Yes, this is definitely an issue when using relative html/css paths in components.
For instance, my component looks like this:
// app/my-component/my.component.ts
@Component( {
selector: 'my-component',
moduleId: __moduleName,
templateUrl: './my.component.html',
styleUrls: [ './my.component.css' ]
} )
export class MyComponent {}
Here, gulp-inline-ng2-template
looks for ./my.component.html
instead of ./app/my-component/my.component.html
Err, never mind, totally missed the useRelativePaths
option. Works as expected!
That's odd. useRelativePaths didn't work for me, setting it to either true or false.
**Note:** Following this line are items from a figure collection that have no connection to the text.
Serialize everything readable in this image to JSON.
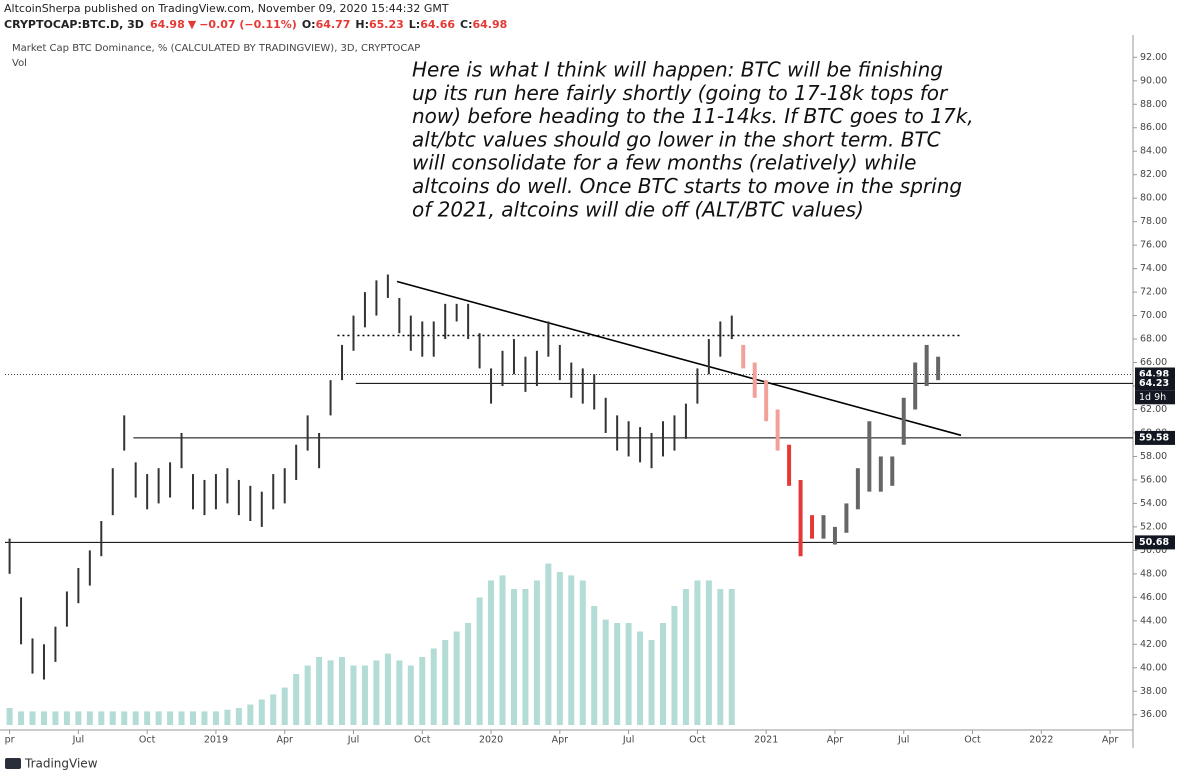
{
  "header": {
    "byline": "AltcoinSherpa published on TradingView.com, November 09, 2020 15:44:32 GMT",
    "symbol": "CRYPTOCAP:BTC.D, 3D",
    "last": 64.98,
    "arrow": "▼",
    "change": "−0.07 (−0.11%)",
    "ohlc": [
      {
        "label": "O:",
        "value": 64.77
      },
      {
        "label": "H:",
        "value": 65.23
      },
      {
        "label": "L:",
        "value": 64.66
      },
      {
        "label": "C:",
        "value": 64.98
      }
    ]
  },
  "chart_data": {
    "type": "ohlc",
    "legend": "Market Cap BTC Dominance, % (CALCULATED BY TRADINGVIEW), 3D, CRYPTOCAP",
    "volume_label": "Vol",
    "annotation": [
      "Here is what I think will happen: BTC will be finishing",
      "up its run here fairly shortly (going to 17-18k tops for",
      "now) before heading to the 11-14ks. If BTC goes to 17k,",
      "alt/btc values should go lower in the short term. BTC",
      "will consolidate for a few months (relatively) while",
      "altcoins do well. Once BTC starts to move in the spring",
      "of 2021, altcoins will die off (ALT/BTC values)"
    ],
    "xlim": [
      -0.2,
      49
    ],
    "xticks": [
      {
        "value": 0,
        "label": "pr"
      },
      {
        "value": 3,
        "label": "Jul"
      },
      {
        "value": 6,
        "label": "Oct"
      },
      {
        "value": 9,
        "label": "2019"
      },
      {
        "value": 12,
        "label": "Apr"
      },
      {
        "value": 15,
        "label": "Jul"
      },
      {
        "value": 18,
        "label": "Oct"
      },
      {
        "value": 21,
        "label": "2020"
      },
      {
        "value": 24,
        "label": "Apr"
      },
      {
        "value": 27,
        "label": "Jul"
      },
      {
        "value": 30,
        "label": "Oct"
      },
      {
        "value": 33,
        "label": "2021"
      },
      {
        "value": 36,
        "label": "Apr"
      },
      {
        "value": 39,
        "label": "Jul"
      },
      {
        "value": 42,
        "label": "Oct"
      },
      {
        "value": 45,
        "label": "2022"
      },
      {
        "value": 48,
        "label": "Apr"
      }
    ],
    "ylim": [
      34.7,
      93.9
    ],
    "yticks": [
      {
        "value": 36,
        "label": "36.00"
      },
      {
        "value": 38,
        "label": "38.00"
      },
      {
        "value": 40,
        "label": "40.00"
      },
      {
        "value": 42,
        "label": "42.00"
      },
      {
        "value": 44,
        "label": "44.00"
      },
      {
        "value": 46,
        "label": "46.00"
      },
      {
        "value": 48,
        "label": "48.00"
      },
      {
        "value": 50,
        "label": "50.00"
      },
      {
        "value": 52,
        "label": "52.00"
      },
      {
        "value": 54,
        "label": "54.00"
      },
      {
        "value": 56,
        "label": "56.00"
      },
      {
        "value": 58,
        "label": "58.00"
      },
      {
        "value": 60,
        "label": "60.00"
      },
      {
        "value": 62,
        "label": "62.00"
      },
      {
        "value": 64,
        "label": "64.00"
      },
      {
        "value": 66,
        "label": "66.00"
      },
      {
        "value": 68,
        "label": "68.00"
      },
      {
        "value": 70,
        "label": "70.00"
      },
      {
        "value": 72,
        "label": "72.00"
      },
      {
        "value": 74,
        "label": "74.00"
      },
      {
        "value": 76,
        "label": "76.00"
      },
      {
        "value": 78,
        "label": "78.00"
      },
      {
        "value": 80,
        "label": "80.00"
      },
      {
        "value": 82,
        "label": "82.00"
      },
      {
        "value": 84,
        "label": "84.00"
      },
      {
        "value": 86,
        "label": "86.00"
      },
      {
        "value": 88,
        "label": "88.00"
      },
      {
        "value": 90,
        "label": "90.00"
      },
      {
        "value": 92,
        "label": "92.00"
      }
    ],
    "series": [
      {
        "color": "#333333",
        "x": [
          0,
          0.5,
          1,
          1.5,
          2,
          2.5,
          3,
          3.5,
          4,
          4.5,
          5,
          5.5,
          6,
          6.5,
          7,
          7.5,
          8,
          8.5,
          9,
          9.5,
          10,
          10.5,
          11,
          11.5,
          12,
          12.5,
          13,
          13.5,
          14,
          14.5,
          15,
          15.5,
          16,
          16.5,
          17,
          17.5,
          18,
          18.5,
          19,
          19.5,
          20,
          20.5,
          21,
          21.5,
          22,
          22.5,
          23,
          23.5,
          24,
          24.5,
          25,
          25.5,
          26,
          26.5,
          27,
          27.5,
          28,
          28.5,
          29,
          29.5,
          30,
          30.5,
          31,
          31.5
        ],
        "high": [
          51,
          46,
          42.5,
          42,
          43.5,
          46.5,
          48.5,
          50,
          52.5,
          57,
          61.5,
          57.5,
          56.5,
          57,
          57.5,
          60,
          56.5,
          56,
          56.5,
          57,
          56,
          55.5,
          55,
          56.5,
          57,
          59,
          61.5,
          60,
          64.5,
          67.5,
          70,
          72,
          73,
          73.5,
          71.5,
          70,
          69.5,
          69.5,
          71,
          71,
          71,
          68.5,
          65.5,
          67,
          68,
          66.5,
          67,
          69.5,
          67.5,
          66,
          65.5,
          65,
          63,
          61.5,
          61,
          60.5,
          60,
          61,
          61.5,
          62.5,
          65.5,
          68,
          69.5,
          70
        ],
        "low": [
          48,
          42,
          39.5,
          39,
          40.5,
          43.5,
          45.5,
          47,
          49.5,
          53,
          58.5,
          54.5,
          53.5,
          54,
          54.5,
          57,
          53.5,
          53,
          53.5,
          54,
          53,
          52.5,
          52,
          53.5,
          54,
          56,
          58.5,
          57,
          61.5,
          64.5,
          67,
          69,
          70,
          71.5,
          68.5,
          67,
          66.5,
          66.5,
          68,
          69.5,
          68,
          65.5,
          62.5,
          64,
          65,
          63.5,
          64,
          66.5,
          64.5,
          63,
          62.5,
          62,
          60,
          58.5,
          58,
          57.5,
          57,
          58,
          58.5,
          59.5,
          62.5,
          65,
          66.5,
          68
        ]
      },
      {
        "color": "#f4a09a",
        "x": [
          32,
          32.5,
          33,
          33.5
        ],
        "high": [
          67.5,
          66,
          64.5,
          62
        ],
        "low": [
          65.5,
          63,
          61,
          58.5
        ]
      },
      {
        "color": "#e53935",
        "x": [
          34,
          34.5,
          35
        ],
        "high": [
          59,
          56,
          53
        ],
        "low": [
          55.5,
          49.5,
          51
        ]
      },
      {
        "color": "#666666",
        "x": [
          35.5,
          36,
          36.5,
          37,
          37.5,
          38,
          38.5,
          39,
          39.5,
          40,
          40.5
        ],
        "high": [
          53,
          52,
          54,
          57,
          61,
          58,
          58,
          63,
          66,
          67.5,
          66.5
        ],
        "low": [
          51,
          50.5,
          51.5,
          53.5,
          55,
          55,
          55.5,
          59,
          62,
          64,
          64.5
        ]
      }
    ],
    "volume": {
      "color": "#9fd3cb",
      "values": [
        10,
        8,
        8,
        8,
        8,
        8,
        8,
        8,
        8,
        8,
        8,
        8,
        8,
        8,
        8,
        8,
        8,
        8,
        8,
        9,
        10,
        12,
        15,
        18,
        22,
        30,
        35,
        40,
        38,
        40,
        35,
        35,
        38,
        42,
        38,
        35,
        40,
        45,
        50,
        55,
        60,
        75,
        85,
        88,
        80,
        80,
        85,
        95,
        90,
        88,
        85,
        70,
        62,
        60,
        60,
        55,
        50,
        60,
        70,
        80,
        85,
        85,
        80,
        80
      ],
      "vlim": [
        0,
        100
      ]
    },
    "levels": [
      {
        "value": 64.98,
        "label": 64.98,
        "dotted": true
      },
      {
        "value": 64.23,
        "label": 64.23,
        "x0": 15.1,
        "countdown": "1d 9h"
      },
      {
        "value": 59.58,
        "label": 59.58,
        "x0": 5.4
      },
      {
        "value": 50.68,
        "label": 50.68
      }
    ],
    "dotted_level": {
      "value": 68.3,
      "x0": 14.3,
      "x1": 41.5
    },
    "trendline": {
      "x": [
        16.9,
        41.5
      ],
      "y": [
        72.9,
        59.8
      ]
    },
    "footer": "TradingView"
  }
}
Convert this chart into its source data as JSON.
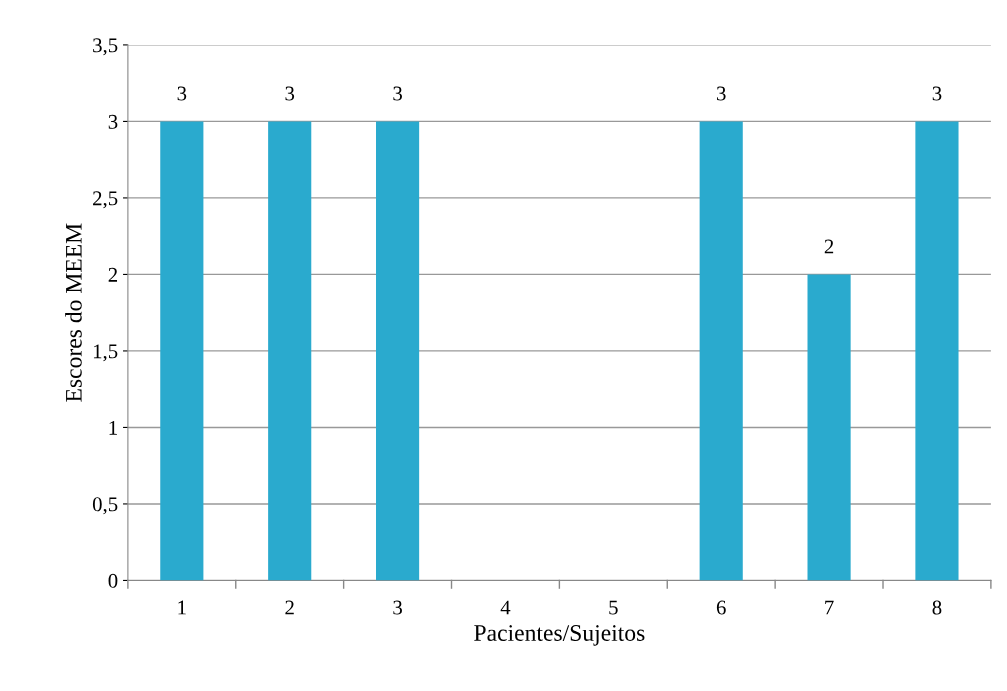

This solved the problem for me too!
It seems to me that it would be more intuitive if useRelativePaths
was true by default, but now I know to set it when I use this plugin.
How to deal with systemjs and module.id property in angular component? Setting UseRelativePaths doesn't help - base: "/appTS", target: "es5", UseRelativePaths: true,
. The plugin does not look at sub-folders and try to find all templates in the base folder.
@unsafePtr Make sure useRelativePaths
has a lowercase u
Templates are supposed to be declared relative to the individual folders that the template files are in, whereas this plugin expects them to be declared relative to the root module. That's wrong, and should be fixed.
And yes, UseRelativePaths is set to false and I'm still seeing that behavior. I looked at the code and there's no possible way for it to properly detect the paths of templates in subfolders, relative to their components.
In getFilePath, absPath simply cannot determine the correct relative path. file.path is always the path of app.module.ts, rather than the path of the related component.